One week later, I received a definitive diagnosis of inattentive-type ADHD. 

My endless to-do lists and struggles finally made sense. Why I forgot where I set my keys moments ago or triple-overbooked my son and I with playdates. Why cleaning took me from room to room to room as I remembered tasks that needed to be completed in the living room while I was in the closet, or in the bathroom while I was cleaning the kitchen. It’s not that I was a bad mom who couldn’t focus…it’s that my brain couldn’t and can’t work the same way as someone without ADHD. 

The relief I felt was immense since I now had an answer for why I struggled to stay on task.
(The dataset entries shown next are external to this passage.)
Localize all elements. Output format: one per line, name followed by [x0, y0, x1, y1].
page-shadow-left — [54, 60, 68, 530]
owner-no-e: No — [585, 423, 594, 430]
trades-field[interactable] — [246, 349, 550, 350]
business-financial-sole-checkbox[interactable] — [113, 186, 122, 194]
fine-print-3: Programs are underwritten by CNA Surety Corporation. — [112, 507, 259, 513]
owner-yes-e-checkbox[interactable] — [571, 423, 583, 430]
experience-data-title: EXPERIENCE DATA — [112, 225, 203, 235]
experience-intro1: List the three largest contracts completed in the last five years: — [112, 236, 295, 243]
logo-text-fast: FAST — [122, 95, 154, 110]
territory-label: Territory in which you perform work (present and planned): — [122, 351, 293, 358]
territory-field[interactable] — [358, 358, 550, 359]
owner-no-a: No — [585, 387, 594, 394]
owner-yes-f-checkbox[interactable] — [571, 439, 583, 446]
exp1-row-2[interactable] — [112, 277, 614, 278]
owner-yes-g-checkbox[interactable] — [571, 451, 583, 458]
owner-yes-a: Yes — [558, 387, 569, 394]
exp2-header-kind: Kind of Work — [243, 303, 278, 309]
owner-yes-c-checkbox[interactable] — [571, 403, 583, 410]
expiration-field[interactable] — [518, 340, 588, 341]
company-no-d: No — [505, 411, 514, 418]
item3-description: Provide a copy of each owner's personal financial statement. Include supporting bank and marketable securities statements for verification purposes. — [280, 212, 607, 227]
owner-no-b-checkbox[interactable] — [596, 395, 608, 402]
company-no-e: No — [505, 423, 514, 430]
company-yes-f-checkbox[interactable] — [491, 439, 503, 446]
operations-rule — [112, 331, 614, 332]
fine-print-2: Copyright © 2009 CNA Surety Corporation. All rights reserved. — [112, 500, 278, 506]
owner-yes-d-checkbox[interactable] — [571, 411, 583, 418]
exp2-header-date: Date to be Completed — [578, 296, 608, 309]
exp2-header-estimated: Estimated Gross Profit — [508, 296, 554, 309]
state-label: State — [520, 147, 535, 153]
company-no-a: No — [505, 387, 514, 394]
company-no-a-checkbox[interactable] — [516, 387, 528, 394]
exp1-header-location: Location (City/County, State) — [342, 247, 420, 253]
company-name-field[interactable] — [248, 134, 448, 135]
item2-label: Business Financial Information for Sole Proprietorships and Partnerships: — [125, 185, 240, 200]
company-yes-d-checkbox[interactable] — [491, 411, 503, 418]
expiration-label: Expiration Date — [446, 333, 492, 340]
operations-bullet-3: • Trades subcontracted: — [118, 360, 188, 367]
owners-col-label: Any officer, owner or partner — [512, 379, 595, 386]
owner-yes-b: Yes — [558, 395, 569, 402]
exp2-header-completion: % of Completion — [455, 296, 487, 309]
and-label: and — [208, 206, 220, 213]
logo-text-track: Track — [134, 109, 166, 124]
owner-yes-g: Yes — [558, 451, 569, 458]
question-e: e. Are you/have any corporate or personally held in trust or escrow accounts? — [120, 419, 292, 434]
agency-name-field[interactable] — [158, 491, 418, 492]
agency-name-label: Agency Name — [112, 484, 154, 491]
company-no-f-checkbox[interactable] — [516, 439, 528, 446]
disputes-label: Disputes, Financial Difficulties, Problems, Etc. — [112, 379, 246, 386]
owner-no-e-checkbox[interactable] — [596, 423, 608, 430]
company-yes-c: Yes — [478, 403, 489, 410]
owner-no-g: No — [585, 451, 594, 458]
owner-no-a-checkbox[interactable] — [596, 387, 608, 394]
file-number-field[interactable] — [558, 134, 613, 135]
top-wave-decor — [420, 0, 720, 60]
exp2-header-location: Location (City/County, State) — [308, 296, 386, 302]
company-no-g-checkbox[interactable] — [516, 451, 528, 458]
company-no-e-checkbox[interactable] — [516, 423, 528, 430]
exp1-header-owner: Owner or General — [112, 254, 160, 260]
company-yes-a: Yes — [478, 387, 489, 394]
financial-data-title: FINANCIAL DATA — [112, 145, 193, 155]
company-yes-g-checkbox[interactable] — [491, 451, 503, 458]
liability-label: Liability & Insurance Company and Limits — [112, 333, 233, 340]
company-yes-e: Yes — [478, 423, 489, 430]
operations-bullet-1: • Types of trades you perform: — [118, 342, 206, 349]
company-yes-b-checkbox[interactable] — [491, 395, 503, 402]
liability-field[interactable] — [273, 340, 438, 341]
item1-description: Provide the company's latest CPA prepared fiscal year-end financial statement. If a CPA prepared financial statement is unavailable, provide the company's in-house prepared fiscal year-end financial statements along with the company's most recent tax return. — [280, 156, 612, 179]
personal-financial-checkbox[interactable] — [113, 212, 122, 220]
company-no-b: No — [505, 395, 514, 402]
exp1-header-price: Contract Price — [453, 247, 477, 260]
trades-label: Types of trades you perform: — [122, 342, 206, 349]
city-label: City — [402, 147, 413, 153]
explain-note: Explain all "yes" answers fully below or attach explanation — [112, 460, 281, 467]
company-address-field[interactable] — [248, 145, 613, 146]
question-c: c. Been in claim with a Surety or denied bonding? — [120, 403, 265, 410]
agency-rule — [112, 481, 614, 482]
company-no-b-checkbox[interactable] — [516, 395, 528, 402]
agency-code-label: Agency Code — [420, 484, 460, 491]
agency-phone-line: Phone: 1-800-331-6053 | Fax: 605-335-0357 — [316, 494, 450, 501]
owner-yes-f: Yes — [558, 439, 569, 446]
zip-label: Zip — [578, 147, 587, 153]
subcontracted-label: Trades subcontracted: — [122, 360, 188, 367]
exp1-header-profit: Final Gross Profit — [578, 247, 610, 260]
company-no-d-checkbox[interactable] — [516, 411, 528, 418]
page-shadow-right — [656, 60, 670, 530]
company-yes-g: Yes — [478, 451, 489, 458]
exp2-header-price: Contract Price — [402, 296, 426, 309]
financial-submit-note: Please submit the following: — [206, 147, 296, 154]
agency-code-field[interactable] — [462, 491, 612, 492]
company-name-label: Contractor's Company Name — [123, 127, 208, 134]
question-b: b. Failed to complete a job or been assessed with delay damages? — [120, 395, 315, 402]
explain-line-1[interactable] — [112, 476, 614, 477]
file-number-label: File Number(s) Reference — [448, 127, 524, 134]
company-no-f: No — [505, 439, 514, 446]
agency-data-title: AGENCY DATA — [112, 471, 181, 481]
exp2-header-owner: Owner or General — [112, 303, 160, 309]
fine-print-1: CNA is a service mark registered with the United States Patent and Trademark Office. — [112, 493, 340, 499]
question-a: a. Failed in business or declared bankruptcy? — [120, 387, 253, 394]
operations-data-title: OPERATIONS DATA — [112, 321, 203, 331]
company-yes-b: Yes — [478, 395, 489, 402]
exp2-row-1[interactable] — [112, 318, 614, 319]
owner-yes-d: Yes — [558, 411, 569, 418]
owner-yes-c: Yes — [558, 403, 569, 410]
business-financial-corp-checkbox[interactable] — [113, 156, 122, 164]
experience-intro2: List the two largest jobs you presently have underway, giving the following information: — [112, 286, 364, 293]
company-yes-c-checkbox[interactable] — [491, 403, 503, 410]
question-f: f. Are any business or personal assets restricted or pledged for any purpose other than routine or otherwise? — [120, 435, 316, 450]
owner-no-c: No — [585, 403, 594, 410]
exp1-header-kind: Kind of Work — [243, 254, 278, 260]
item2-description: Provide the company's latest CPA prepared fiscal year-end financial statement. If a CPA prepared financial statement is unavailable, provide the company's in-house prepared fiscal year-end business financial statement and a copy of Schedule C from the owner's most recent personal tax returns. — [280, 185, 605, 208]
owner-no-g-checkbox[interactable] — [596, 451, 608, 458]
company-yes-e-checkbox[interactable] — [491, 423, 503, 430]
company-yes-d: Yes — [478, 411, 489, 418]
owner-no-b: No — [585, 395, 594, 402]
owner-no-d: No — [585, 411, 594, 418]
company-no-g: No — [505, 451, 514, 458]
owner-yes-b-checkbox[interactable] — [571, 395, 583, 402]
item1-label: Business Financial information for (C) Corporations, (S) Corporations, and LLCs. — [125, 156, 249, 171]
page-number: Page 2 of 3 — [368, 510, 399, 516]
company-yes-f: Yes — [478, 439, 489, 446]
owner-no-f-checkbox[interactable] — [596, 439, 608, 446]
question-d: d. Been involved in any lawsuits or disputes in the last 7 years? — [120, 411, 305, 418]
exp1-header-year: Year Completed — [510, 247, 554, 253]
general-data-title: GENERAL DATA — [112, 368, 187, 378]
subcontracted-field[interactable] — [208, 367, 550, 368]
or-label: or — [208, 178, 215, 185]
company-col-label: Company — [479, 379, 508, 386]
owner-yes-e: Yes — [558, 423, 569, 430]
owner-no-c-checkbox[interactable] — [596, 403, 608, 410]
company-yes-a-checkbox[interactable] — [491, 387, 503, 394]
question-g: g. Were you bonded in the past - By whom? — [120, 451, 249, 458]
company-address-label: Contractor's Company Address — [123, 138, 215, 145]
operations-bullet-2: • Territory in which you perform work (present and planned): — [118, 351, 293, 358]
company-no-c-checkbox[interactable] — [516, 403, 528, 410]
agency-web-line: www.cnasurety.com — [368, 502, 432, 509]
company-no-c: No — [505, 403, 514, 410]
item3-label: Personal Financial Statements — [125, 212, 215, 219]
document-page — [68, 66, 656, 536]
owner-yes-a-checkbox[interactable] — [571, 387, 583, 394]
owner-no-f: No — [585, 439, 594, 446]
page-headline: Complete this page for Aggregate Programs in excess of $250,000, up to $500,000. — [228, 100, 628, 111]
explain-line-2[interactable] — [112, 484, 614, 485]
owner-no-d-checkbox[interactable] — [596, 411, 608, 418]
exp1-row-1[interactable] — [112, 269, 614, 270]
Why I could walk into the house and immediately lose my keys. Why when I meet new people it takes multiple encounters for their names to stick in my brain. 

I wasn’t a space case. I have ADHD. 

Since the diagnosis, I’ve read a lot about ADHD in women and learned about systems to manage my symptoms. I began to take medication. I’ve established systems that help my memory. I keep a day planner open on my countertop by my coffee pot to check throughout the day. I no longer agree to any activities without first checking the planner to make sure I don’t have anything coming up, even if it means delaying a yes or a no. 

With medication I’ve become more organized and efficient, since I don’t get sidetracked going from one end of the house to the other while cleaning. My brain is quieter. I now have control over those tabs and have the ability to pause the one playing all the music, all the time. And the best part? I haven’t dealt with anxiety since learning I had ADHD and starting medication.

I’m still learning what it means to have ADHD and how to manage it, but every day is better than the last. I’m a mom with ADHD. Sometimes I forget things, but I’m not a bad mom.